Elle entretient par ailleurs avec sa grand-mère des relations ambiguës, faites d'attachements et de rejets. Elle est déchirée par l'antagonisme qui l'oppose à sa mère, et le refus de son aïeule d'intégrer Caroline, sa demi-soeur, au cercle familial.

Mais elle bénéficie aussi d'une grande liberté. Même si, contrairement à sa mère qui n'a jamais réprimé l'invincible laisser aller de sa nature, sa grand-mère a une conduite plus solennelle, dont l'objectif est de lui inculquer "de la tenue", elle la laisse aussi s'exprimer avec une certaine tolérance. Car si Marie-Aurore de Saxe se montre intransigeante sur les rapports de sa petite-fille avec la branche populaire de sa famille (elle était fortement opposée au mariage de son fils), c'est sur d'autres points une femme éclairée, qui, si elle n'est pas athée - elle croit à "une sorte de religion naturelle préconisée et peu définie par les philosophes du 18e siècle"-, rejette tout dogme et toute forme de religion, haïssant les dévots qu'elle juge intolérants et hypocrites. L'enfance à Nohant est ainsi à la fois celle du goût pour le vagabondage, du jeu avec des petites filles berrichonnes d'origine modeste, et celle du besoin de cultiver son intelligence, qui se traduit entre autres par une "rage de lecture" qui entrecoupe de longues journées immobiles ses périodes d'activité fiévreuse.

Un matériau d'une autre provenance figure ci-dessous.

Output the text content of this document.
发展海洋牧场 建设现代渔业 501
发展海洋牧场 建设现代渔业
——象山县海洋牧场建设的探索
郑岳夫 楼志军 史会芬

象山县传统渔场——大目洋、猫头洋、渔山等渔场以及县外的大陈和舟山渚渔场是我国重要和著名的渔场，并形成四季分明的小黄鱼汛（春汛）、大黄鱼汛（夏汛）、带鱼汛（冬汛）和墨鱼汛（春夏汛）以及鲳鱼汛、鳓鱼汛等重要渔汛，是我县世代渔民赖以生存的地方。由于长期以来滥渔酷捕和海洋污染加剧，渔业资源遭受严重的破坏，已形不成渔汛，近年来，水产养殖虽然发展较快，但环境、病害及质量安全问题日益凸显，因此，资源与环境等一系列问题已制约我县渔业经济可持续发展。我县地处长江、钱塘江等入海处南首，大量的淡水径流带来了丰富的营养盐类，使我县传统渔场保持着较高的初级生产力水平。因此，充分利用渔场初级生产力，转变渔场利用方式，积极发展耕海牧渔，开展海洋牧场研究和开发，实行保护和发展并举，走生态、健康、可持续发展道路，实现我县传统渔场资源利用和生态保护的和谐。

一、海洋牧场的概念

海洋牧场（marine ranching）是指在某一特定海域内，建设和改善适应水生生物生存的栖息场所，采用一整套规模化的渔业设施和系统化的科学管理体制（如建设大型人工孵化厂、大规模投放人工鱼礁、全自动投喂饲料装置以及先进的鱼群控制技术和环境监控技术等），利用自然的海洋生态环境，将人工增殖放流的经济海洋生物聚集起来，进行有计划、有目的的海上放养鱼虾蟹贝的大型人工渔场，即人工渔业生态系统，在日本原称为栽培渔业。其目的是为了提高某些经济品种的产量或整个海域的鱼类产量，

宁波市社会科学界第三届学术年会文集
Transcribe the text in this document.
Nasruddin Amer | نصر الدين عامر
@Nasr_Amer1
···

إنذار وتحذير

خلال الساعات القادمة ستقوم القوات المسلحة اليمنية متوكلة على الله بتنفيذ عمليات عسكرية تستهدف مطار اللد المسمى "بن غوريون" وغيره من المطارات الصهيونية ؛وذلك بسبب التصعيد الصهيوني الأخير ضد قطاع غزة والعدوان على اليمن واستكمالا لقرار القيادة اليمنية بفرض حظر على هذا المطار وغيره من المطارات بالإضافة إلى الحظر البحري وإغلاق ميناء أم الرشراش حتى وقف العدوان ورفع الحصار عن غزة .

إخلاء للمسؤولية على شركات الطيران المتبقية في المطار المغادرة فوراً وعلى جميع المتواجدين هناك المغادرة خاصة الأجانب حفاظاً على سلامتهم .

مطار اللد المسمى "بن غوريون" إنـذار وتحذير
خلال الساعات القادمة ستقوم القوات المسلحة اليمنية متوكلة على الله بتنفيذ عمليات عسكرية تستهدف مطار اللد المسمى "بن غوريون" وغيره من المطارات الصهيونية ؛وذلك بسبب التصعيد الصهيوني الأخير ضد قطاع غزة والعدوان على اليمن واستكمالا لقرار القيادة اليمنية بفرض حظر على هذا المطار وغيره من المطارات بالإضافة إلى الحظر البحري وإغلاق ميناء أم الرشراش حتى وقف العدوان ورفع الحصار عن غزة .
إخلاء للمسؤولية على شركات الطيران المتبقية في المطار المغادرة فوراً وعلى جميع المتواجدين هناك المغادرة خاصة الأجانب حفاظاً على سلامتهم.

Elle conserve en grandissant une forte imagination, qui va jusqu'à la faire véritablement s'effrayer d'apparitions inventées.

Paradoxalement, elle tire par la suite de son séjour au couvent, où on l'envoie parfaire son éducation, beaucoup de joies, goûtant la camaraderie avec d'autres jeunes filles qui, pour certaines d'entre elles, resteront longtemps ses amies. Sa grand-mère finit par l'en sortir, inquiète de la dévotion qui s'empare à un moment de sa petite-fille, prise d'une sorte de crise mystique. Aurore a 16 ans, et perd peu de temps après sa grand-mère, héritant alors de Nohant. Elle lit Leibniz, Rousseau…, scandalise les commères en montant à cheval comme un homme. Sa mère la ramène ensuite à Paris, où elles entretiennent des relations conflictuelles qu'exacerbent le mariage d'Aurore avec Casimir Dudevant. le couple a bientôt un fils, mais l'entente se délite, les deux époux ont finalement peu d'affinités, et finissent par vivre la plupart du temps séparés.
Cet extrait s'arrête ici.